How to use Azure Key Vault for Azure Data Factory?

Posted by

What is Azure Key Vault?

Azure Key Vault is a cloud-based service provided by Microsoft Azure that allows you to securely manage and store sensitive information such as cryptographic keys, secrets, certificates, and application settings. It is designed to help you safeguard your sensitive data and control access to it, all while simplifying the management of encryption keys and secrets used by your applications and services.
Here are some key features and purposes of Azure Key Vault:

  • Secure Key Management: Azure Key Vault provides a secure and centralized way to manage encryption keys for protecting data. It supports both software- and hardware-based key protection, and you can bring your own keys (BYOK) or generate keys within Key Vault.
  • Secrets Management: You can use Azure Key Vault to store and manage application secrets, connection strings, and other sensitive settings. This helps in securing configuration data and simplifies application management.
  • Certificate Management: Key Vault allows you to securely store and manage SSL/TLS certificates and cryptographic keys for applications and services, simplifying the management of certificates and ensuring secure communication.
  • Access Control: You can define fine-grained access control policies to restrict and manage who can access and perform operations within your Key Vault. Role-Based Access Control (RBAC) is used for access management.
  • Logging and Auditing: Key Vault provides logging and auditing capabilities to track access and actions taken within the vault, helping with compliance and monitoring.
  • Integration: It seamlessly integrates with various Azure services, including Azure Virtual Machines, Azure Functions, Azure Web Apps, and Azure SQL Database. It also supports common programming languages and libraries.
  • Key Rotation: Azure Key Vault supports key rotation, which is important for maintaining security by regularly updating encryption keys.
  • HSM Support: You can use Hardware Security Modules (HSMs) to provide additional security for your keys and secrets, ensuring hardware-based protection.
  • Global Availability: Azure Key Vault is available in multiple Azure regions worldwide, allowing you to choose the location that best suits your needs.
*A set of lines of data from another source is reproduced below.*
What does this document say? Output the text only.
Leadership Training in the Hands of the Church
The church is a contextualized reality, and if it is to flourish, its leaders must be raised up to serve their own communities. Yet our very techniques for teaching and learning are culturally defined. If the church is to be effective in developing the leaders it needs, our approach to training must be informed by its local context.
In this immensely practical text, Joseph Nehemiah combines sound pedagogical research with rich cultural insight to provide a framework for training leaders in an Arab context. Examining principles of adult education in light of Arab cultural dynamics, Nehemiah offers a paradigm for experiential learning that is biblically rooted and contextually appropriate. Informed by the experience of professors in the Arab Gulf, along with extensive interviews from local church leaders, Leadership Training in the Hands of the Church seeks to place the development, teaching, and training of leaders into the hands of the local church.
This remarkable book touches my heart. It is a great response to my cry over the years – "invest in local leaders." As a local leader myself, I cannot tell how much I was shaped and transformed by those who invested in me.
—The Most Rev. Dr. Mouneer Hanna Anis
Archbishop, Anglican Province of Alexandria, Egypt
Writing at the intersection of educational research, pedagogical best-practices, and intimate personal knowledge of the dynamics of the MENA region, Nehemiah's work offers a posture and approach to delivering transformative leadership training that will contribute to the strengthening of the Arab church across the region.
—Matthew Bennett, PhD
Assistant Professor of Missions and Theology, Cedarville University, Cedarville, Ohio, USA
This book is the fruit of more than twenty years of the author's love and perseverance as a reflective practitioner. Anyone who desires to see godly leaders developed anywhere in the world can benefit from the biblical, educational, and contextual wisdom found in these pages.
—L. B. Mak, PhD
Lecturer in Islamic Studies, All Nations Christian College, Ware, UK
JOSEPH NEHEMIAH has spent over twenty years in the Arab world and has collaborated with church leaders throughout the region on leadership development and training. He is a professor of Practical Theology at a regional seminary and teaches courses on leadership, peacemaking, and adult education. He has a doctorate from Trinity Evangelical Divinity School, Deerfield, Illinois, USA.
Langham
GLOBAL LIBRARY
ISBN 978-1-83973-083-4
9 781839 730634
What is Azure Data Factory?

Azure Data Factory is a cloud-based data integration service provided by Microsoft Azure. It enables you to create, schedule, and manage data-driven workflows for moving, transforming, and processing data from various sources to various destinations. Azure Data Factory simplifies the ETL (Extract, Transform, Load) and data integration processes, allowing you to build data pipelines for analytics, reporting, and other data-driven tasks.
Key features and functionalities of Azure Data Factory include:

  • Data Movement: Azure Data Factory allows you to move data from various sources to destinations. It supports a wide range of data sources, including on-premises data stores, cloud-based data sources, and data stored in Azure services like Azure Blob Storage, Azure SQL Database, and more.
  • Data Transformation: You can transform data within the pipelines by using data transformation activities. These activities enable data cleaning, enrichment, aggregation, and transformation tasks.
  • Data Orchestration: You can create data-driven workflows and data pipelines that define the sequence and dependencies of activities. Azure Data Factory provides a visual interface for designing these data pipelines.
  • Integration with Azure Services: Azure Data Factory seamlessly integrates with other Azure services, including Azure Databricks, Azure HDInsight, Azure Machine Learning, Azure Synapse Analytics, and more. This allows you to leverage the power of these services in your data pipelines.
  • Data Monitoring and Logging: It provides monitoring and logging capabilities that allow you to track the execution of your data pipelines, identify issues, and troubleshoot problems.
  • Hybrid Data Integration: Azure Data Factory supports hybrid data integration scenarios, making it possible to connect to on-premises data sources securely using the Azure Data Factory Self-Hosted Integration Runtime.
  • Data Security: It provides features for securing your data at rest and in transit. Data can be encrypted and protected according to your organization’s security and compliance requirements.
  • Scalability: Azure Data Factory can scale to handle large data volumes and complex data processing tasks, ensuring high availability and performance.
  • Data Compliance: It provides compliance with various data regulations and standards, making it suitable for organizations with strict data governance requirements.
  • Data Workflow Automation: You can schedule data pipelines to run at specific intervals or in response to events. This automation simplifies routine data integration tasks.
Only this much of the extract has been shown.